The late Sixties and early Seventies produced little reliable evidence beyond rumors. But between 1977 and 1979 very circumstantial evidence that Wallenberg was alive in 1975 reached Israel, and hence the Swedish government. This took the form of messages to a Jewish woman in Israel, formerly of Soviet nationality, from her father who claimed to have met in a prison hospital in 1975 “a Swede who had been in Soviet prisons for thirty years.” The authenticity of the evidence was established by the fact that the woman’s father, who had been released from prison, was rearrested, and his family was warned by the KGB not to spread anti-Soviet slanders. The anxiety of the KGB to prevent any information about Wallenberg leaking out, as well as the fact that they have on a number of occasions tried to circulate rumors designed to show that he had been killed in Hungary in 1945, strongly suggest that the Soviet authorities have something to conceal.
The evidence seems to establish that, at the very least, Wallenberg was probably alive in Soviet captivity up to 1975. He would be sixty-nine now, if still alive. He was in good health in 1945, and certainly prisoners in Soviet prisons and camps have survived as long as thirty-six years before now. Whether there is any hope whatever of inducing the Soviet authorities to release him, if he is alive, is another matter. They are very heavily committed to the story, almost certainly a lie, which they have maintained since 1957. According to Wallenberg’s stepfather, Fredrik von Dardel, one of the Soviet reasons for refusing to release him is fear that he could become a national Hungarian anti-Soviet hero.2 This is slightly borne out by the fact that a statue designed as a memorial to Wallenberg commissioned by Budapest Jews with permission of the authorities was seized and removed by Russian troops before it could be erected—and (with slight modifications) reappeared in Debrecen as a monument to man’s struggle against disease.
Mr.

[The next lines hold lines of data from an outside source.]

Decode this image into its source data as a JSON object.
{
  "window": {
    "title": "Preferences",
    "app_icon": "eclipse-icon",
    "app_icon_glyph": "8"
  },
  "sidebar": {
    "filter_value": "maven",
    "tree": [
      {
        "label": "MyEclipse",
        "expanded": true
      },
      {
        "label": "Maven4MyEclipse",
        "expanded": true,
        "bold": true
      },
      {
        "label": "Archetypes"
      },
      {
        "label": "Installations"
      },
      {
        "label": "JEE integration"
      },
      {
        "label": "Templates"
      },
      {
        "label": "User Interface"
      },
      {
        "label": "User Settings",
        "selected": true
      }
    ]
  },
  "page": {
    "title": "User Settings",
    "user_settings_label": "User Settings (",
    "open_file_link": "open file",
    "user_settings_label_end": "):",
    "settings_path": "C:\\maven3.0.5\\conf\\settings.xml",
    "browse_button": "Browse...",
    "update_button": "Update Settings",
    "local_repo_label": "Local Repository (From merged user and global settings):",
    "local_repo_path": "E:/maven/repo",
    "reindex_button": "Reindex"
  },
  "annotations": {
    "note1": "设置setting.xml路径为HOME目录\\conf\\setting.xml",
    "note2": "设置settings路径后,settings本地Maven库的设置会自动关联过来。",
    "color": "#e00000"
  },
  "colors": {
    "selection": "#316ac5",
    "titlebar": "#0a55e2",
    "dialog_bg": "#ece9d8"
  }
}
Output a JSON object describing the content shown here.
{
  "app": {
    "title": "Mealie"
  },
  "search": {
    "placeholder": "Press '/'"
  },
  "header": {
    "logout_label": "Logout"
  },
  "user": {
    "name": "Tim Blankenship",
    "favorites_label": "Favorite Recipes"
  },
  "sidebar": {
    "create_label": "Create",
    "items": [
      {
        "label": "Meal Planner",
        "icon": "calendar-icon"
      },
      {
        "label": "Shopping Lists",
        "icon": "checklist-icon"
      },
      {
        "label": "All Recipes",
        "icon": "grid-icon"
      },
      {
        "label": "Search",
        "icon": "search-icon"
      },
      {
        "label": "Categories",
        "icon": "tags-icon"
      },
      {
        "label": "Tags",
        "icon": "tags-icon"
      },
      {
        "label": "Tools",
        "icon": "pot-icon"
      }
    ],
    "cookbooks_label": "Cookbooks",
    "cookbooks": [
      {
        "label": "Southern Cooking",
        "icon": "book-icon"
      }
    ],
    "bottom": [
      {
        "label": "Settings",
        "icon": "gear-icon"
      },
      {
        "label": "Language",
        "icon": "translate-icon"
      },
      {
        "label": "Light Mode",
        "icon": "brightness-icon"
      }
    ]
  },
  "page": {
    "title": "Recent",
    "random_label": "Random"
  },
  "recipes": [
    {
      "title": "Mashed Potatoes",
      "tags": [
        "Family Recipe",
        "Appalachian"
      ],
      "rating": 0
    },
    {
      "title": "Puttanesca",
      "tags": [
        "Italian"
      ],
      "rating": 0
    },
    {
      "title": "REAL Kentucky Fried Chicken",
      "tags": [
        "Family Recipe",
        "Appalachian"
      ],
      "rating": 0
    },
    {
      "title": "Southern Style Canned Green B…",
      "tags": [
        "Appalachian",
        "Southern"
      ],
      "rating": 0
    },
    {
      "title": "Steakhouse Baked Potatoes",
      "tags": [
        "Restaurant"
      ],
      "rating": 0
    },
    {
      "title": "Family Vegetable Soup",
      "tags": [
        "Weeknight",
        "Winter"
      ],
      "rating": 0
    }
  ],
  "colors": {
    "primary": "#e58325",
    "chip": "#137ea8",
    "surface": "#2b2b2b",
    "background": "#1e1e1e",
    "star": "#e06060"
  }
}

Begin apparently requested President Carter to take up the Wallenberg case with the Soviet authorities. The president in fact raised the question with Brezhnev, but it is not known what response if any his inquiries evoked. Whether the present US administration will take further steps in response to the powerful lobby which now exists remains to be seen. In general, however, Israel has shown little interest in the Wallenberg case. Mr. Bierman found hardly any Israelis among those he interviewed who were even prepared to consider seriously the possibility that he was still alive, or who knew much about his career in Budapest. A tree has now been planted in the avenue of trees at Yad Vashem, the Holocaust memorial, to commemorate “a righteous gentile.” (Are gentiles only to be regarded as “righteous” if they help to save Jews, as the title of this avenue implies?) One would have expected more generosity of spirit from Israel.